Representatives of both KKR and Toys “R” Us both stressed their concern for toy safety. A KKR spokesperson said, “We hope citizens and organizations in Minnesota will join Toys “R” Us and Dollar General in supporting proposed federal legislation to build more effective federal oversight and strengthen third-party testing requirements for products.”

A Toys”R” Us representative said the company “holds the manufacturers of the toys we sell accountable, and we will not tolerate products that do not meet our rigorous safety standards.”

Investment board big player
The investment board manages more than $50 billion in public pension fund money for roughly 500,000 state and local government employees and retirees. Its members are the state’s constitutionally elected officers: Gov. Tim Pawlenty, who is chairman; Lori Swanson, state attorney general; Rebecca Otto, state auditor; and Mark Ritchie, secretary of state.

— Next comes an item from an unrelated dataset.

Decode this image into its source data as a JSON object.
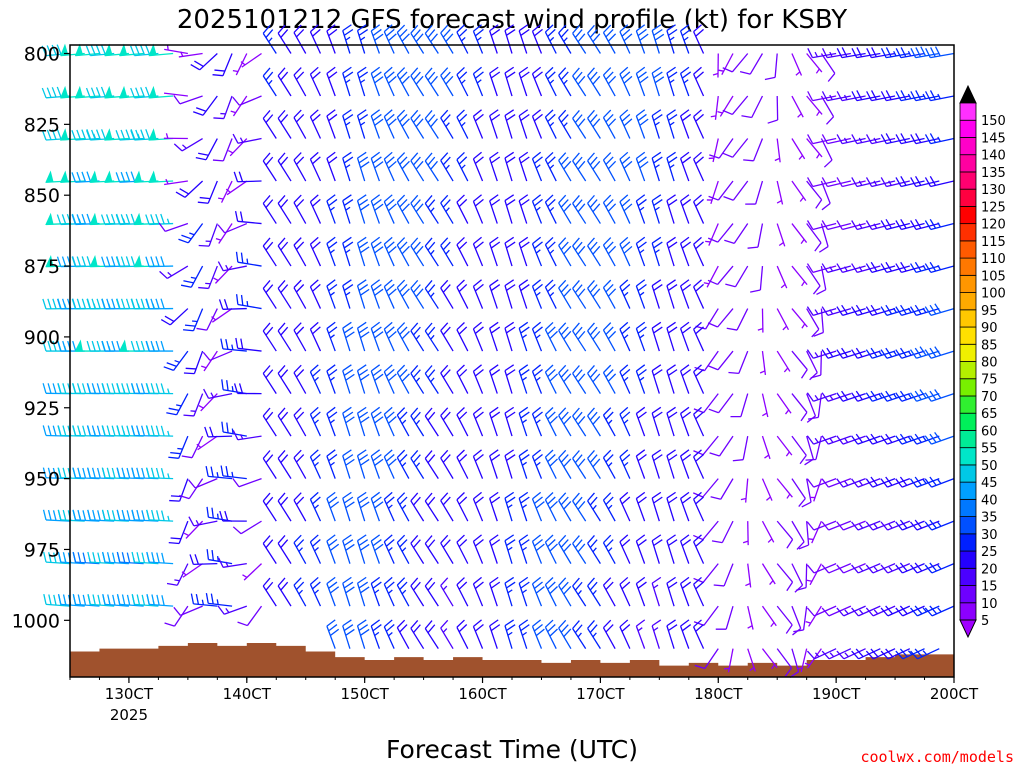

Control of the board swung from a three-to-one Republican Party majority to three-to-one for the DFL in the statewide election a year ago. That shift has led to speculation that the board could edge toward a more activist investor position on several advocacy issues.

At the meeting, the governor and Howard Bicker, the board’s longtime executive director, cautioned that the board not venture too far into the toy safety issue. The board didn’t act on two other Allers proposals, also aimed at KKR.

Union report takes on KKR
At the news conference, the alliance distributed copies of a new SEIU report — “Barbarians at the Gates: KKR in Minnesota.” The report picked up parts of a more expansive report, issued by the union in April, charging that KKR and other large private equity firms operate in the dark, benefit unfairly from favorable tax policies and appear to destroy more jobs than they create.

The new report also questions whether Minnesota has benefited from KKR’s interests in four companies with operations in the state: the two toy retailers, Jostens and Creamette, which it subsequently sold.

Last February, KKR and other large private equity firms formed the Private Equity Council, a Washington-based advocacy group, to promote and defend the industry and ward off proposals to change its tax status. The council has criticized the SEIU’s April report for being thinly researched. It stresses that public pension funds across the country have made large returns from investments in private equity firms — a point that Allers agreed with insofar as the Minnesota board’s investments in KKR are concerned.

The council cites two studies, from A.T. Kearney and the Financial Times, to argue that investing in private equity firms “often results in long-term employment growth and enhances the economic viability of a business to the benefit of all stakeholders.”

The SEIU counters by pointing to a newer study, a portion of which was released last week at an American Enterprise Institute event, that suggests private equity investments lead to fewer jobs. Researchers from the graduate business schools at the University of Chicago and Harvard University contributed to the study.